Trwająca wojna z Rosją miała bardzo ponury wpływ na przemysł turystyczny Ukrainy, co skłoniło niektórych kreatywnych przewodników do rozważenia alternatywnych źródeł dochodu. Jednym z nich jest oferowanie wycieczek po niedawnych polach bitewnych i miejscach bombardowań ciekawskim turystom z Zachodu, często za wysokie ceny.
To nowy poziom podróży przygodowych, który pokazuje, że Ukraina jest odporna, także w dziedzinie podróży i turystyki.
Jeden z touroperatorów oferuje wycieczki, aby zobaczyć „zniszczony sprzęt wojskowy” i „skutki uderzeń rakietowych” w pobliżu Kijowa za 150 euro (158 dolarów). Za 250 euro (262 dolary) firma organizuje wycieczki do miast Irpin i Bucza, gdzie odwiedzający mogą zobaczyć „cmentarzysko zniszczonych samochodów” i wysłuchać świadectw dotyczących rosyjskich zbrodni wojennych.
Ponadto, za dodatkową opłatą WarTours umożliwia zwiedzanie Charkowa, miasta, w którym niedawny rosyjski atak rakietowy został przeprowadzony.
Każda wycieczka oferuje spotkania ze „świadkami rosyjskich zbrodni” oraz „certyfikowanym przewodnikiem [który] udzieli wszelkich niezbędnych informacji dotyczących wojny”.
Według organizatorów wycieczek, przedsiębiorstwa te „nie są nastawione na pieniądze, ale na materializację wojny”, a ich celem jest „zapobiegnięcie ponownemu zaistnieniu takiej sytuacji”. Wiele firm turystycznych przekazuje część zysków z turystyki wojennej na rzecz ukraińskiego wojska.
Władze Ukrainy dostrzegają wartość transportu grup ludzi z Zachodu do miejsc związanych ze zbrodniami wojennymi popełnionymi przez Rosjan.

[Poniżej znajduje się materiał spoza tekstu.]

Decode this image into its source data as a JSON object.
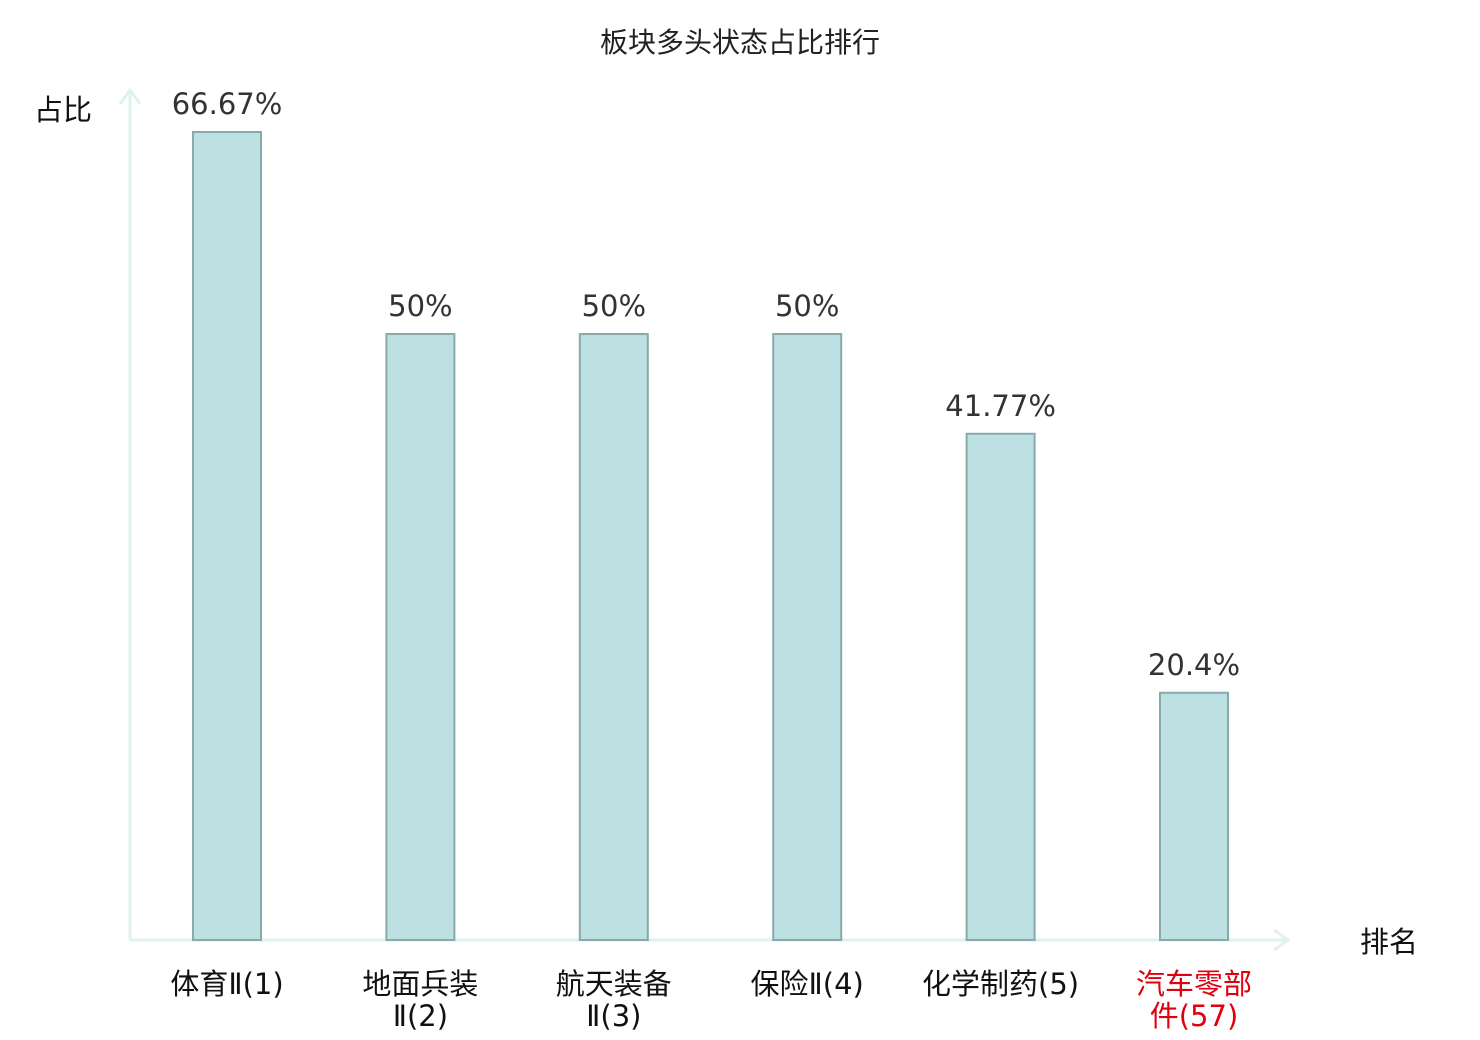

Narodowa Agencja Rozwoju Turystyki oferuje specjalistyczne szkolenia dla przewodników i organizuje „wycieczki pamiątkowe” w Kijowie i jego okolicach.

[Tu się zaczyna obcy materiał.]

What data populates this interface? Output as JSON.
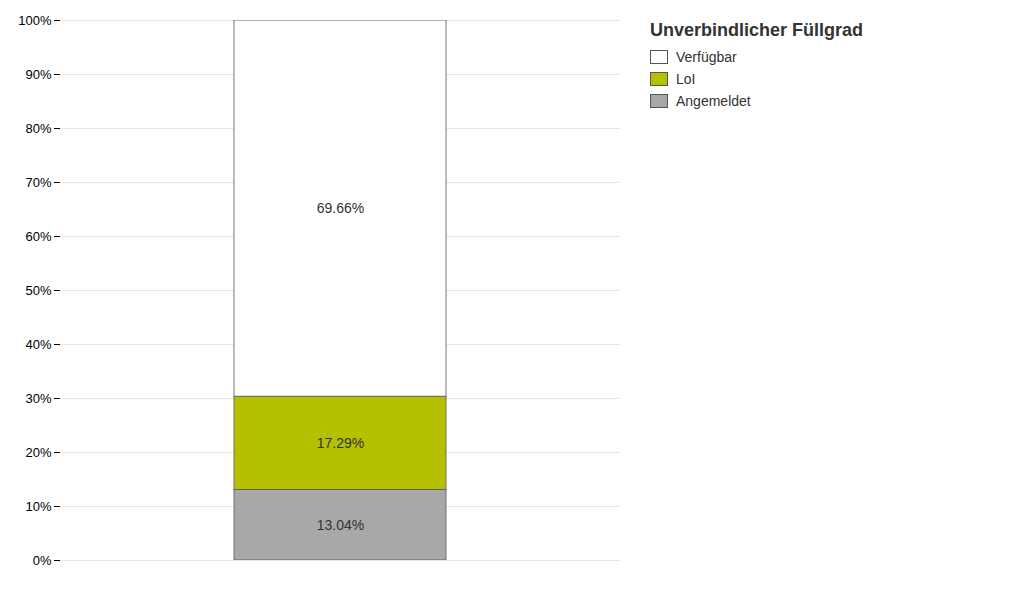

Niektórzy touroperatorzy pobierają rozsądne opłaty za swoje usługi i powstrzymują się od organizowania wycieczek na linię frontu; jednak niektóre firmy podchodzą do tego mniej ostrożnie. Jedna firma oferuje tygodniową „wycieczkę wojenną” w cenie 3,600 euro (3,777 dolarów), podczas gdy inne organizują wielodniowe wycieczki do regionu objętego ukraińską kontrofensywą w 2023 r. za 3,300 euro (3,462 dolarów).
Od czasu niespodziewanej inwazji wojsk ukraińskich na obwód kurski w Rosji w sierpniu tego roku, inna firma, która wcześniej organizowała wycieczki do elektrowni jądrowej w Czarnobylu (EJ), ogłosiła, że teraz przyjmuje rezerwacje na wizyty w znajdującej się tam elektrowni jądrowej w Kursku.
Mimo że elektrownia jądrowa Kursk pozostaje pod kontrolą Rosji, firma twierdzi, że zaczęła otrzymywać prośby od turystów ze Stanów Zjednoczonych i Wielkiej Brytanii o odwiedzenie obiektu.